Fukuzumiro, ryokan yang didirikan pada 1890 dan pernah ditinggali banyak saudagar asing dan seniman lokal.

Oleh Cristian Rahadiansyah
Foto oleh Fransisca Angela

Odawara bagi Tokyo mungkin ibarat Serpong bagi Jakarta. Terpisah 90 menit berkendara ke arah selatan Bandara Haneda, kota kecil ini telah lama menjalankan fungsi sebagai satelit, penyangga, juga “bedroom community” bagi Ibu Kota Jepang yang kian sesak, riuh, dan karena itu terpaksa melebar.

Tapi Odawara kini juga ingin memikat wisatawan. Kota satelit yang memasok dan menampung komuter ini sekarang berambisi menjaring pelancong. Dalam beberapa tahun terakhir, pemerintah kotanya mulai giat berpromosi. Semangat kampanye yang dusungnya relatif cerdik sekaligus rendah hati: “destinasi lanjutan.” Salah satu brosur pariwisatanya mencantumkan judul “Selatan dari Tokyo.”

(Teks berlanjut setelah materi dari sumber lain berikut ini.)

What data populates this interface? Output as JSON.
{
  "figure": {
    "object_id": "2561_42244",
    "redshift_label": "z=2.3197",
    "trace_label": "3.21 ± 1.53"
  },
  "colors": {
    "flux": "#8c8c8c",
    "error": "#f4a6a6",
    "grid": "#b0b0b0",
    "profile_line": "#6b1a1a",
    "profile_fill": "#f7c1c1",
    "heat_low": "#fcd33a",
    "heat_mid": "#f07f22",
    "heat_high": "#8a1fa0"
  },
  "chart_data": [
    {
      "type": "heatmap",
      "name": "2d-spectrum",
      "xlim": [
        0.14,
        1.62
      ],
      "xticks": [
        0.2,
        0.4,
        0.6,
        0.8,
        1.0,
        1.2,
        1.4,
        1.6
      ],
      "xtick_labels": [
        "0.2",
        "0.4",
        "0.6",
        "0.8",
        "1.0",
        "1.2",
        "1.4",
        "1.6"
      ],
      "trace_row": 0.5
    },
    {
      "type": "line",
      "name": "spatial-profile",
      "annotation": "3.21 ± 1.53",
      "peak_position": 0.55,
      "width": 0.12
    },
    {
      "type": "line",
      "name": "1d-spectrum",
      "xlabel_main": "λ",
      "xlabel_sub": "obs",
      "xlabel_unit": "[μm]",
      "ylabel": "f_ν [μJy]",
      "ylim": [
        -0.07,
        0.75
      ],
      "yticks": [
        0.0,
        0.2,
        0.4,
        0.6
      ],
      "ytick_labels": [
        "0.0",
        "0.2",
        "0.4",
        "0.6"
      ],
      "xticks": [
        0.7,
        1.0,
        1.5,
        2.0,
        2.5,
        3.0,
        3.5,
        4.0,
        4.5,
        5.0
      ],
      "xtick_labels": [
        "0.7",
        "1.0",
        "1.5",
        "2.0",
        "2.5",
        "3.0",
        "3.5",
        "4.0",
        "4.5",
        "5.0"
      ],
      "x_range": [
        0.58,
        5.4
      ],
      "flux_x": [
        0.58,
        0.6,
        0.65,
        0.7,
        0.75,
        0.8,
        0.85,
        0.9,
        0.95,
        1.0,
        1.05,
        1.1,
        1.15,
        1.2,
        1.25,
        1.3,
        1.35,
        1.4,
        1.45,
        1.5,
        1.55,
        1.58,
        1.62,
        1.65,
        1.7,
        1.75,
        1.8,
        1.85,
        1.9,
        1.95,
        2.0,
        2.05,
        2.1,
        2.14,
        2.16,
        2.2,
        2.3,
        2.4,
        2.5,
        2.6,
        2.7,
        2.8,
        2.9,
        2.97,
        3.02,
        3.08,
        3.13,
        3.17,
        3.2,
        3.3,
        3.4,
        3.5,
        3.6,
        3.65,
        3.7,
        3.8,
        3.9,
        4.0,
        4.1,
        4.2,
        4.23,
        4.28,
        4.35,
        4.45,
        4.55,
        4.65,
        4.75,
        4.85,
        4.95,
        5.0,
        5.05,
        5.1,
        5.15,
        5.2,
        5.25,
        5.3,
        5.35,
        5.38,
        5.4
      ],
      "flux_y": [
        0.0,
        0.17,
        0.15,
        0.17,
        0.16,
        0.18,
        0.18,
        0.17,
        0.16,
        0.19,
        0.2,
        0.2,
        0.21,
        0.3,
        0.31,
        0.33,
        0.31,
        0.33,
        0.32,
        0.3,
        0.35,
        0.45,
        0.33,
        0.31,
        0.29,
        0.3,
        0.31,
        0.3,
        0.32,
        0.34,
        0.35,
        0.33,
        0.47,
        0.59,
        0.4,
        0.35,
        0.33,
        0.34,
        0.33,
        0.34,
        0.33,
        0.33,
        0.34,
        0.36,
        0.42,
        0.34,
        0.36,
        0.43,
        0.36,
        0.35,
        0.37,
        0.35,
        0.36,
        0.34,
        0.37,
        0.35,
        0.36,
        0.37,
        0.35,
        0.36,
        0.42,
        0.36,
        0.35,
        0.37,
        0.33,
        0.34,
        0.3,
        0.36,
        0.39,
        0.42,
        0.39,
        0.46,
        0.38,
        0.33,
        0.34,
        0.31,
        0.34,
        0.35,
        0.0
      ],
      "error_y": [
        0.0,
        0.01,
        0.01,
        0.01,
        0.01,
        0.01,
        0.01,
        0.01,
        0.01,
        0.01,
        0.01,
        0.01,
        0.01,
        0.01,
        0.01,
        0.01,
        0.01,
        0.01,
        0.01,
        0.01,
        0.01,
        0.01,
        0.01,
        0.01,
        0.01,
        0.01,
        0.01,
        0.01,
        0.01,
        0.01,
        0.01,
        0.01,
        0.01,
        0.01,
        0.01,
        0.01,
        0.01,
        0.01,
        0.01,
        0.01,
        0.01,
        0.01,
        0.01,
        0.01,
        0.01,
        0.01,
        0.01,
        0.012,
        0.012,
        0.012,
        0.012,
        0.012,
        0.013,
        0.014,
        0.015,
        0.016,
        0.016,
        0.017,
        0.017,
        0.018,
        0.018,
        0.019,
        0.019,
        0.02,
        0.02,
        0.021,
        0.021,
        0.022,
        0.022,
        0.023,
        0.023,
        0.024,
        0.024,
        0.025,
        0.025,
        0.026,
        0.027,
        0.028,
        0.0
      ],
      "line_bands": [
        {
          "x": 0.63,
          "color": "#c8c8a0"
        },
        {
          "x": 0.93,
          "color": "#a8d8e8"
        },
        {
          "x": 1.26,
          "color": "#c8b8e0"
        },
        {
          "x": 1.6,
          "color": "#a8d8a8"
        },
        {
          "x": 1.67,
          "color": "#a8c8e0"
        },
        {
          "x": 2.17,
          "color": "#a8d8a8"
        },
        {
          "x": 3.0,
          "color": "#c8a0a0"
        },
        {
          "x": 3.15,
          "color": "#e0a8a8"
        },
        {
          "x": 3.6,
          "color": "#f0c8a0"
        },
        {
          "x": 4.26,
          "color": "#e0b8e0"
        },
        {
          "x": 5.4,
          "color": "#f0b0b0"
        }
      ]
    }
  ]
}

Tahun lalu, kampanye pariwisata kota ini mendapatkan embusan angin segar. Dalam novel terbarunya yang terbit awal 2017, Haruki Murakami menjadikan Odawara salah satu latar utama. (Kehebohannya di Jepang kira-kira setara jika Bekasi dijadikan latar novel Dewi Lestari atau Andrea Hirata.) Beberapa bulan kemudian, Odawara disinggung dalam film laga kolosal Mumon: The Land of Stealth. Dengan masuk “budaya pop,” kota ini pun mulai dipergunjingkan, dan saya berkunjung untuk melihat daya tariknya.

Kiri-kanan: Emblem klan Tokugawa di Odawara Castle; Odawara Castle menjulang 27,2 meter.

Odawara Castle
Sudah lebih dari 500 tahun berdiri, bangunan ini masih saja memicu polemik. Keturunan dari dua klan yang pernah menghuninya terus mempermasalahkan siapa tuan rumah kastel yang sejati. “Banyak orang mengenalnya sebagai properti milik klan Hojo,” ujar Yuko Omori, wanita yang bekerja sebagai pramuwisata, “padahal pendiri sebenarnya adalah klan Omori, leluhur saya.”

Terlepas dari perdebatan sejarah yang alot itu, Odawara Castle telah ditetapkan sebagai ikon Odawara. Dengan tinggi 27,2 meter, bangunan ini resmi menyandang gelar kastel tertinggi ketujuh di Negeri Sakura. Ia didirikan di ujung abad ke-15, dan sejak itu setidaknya lima gempa besar pernah mengguncang tubuhnya. Dalam proyek renovasi terakhir, struktur cagar budaya ini dipersenjatai teknologi tahan guncangan. Penampilannya setia melestarikan masa lalu, tapi rangkanya datang dari masa kini.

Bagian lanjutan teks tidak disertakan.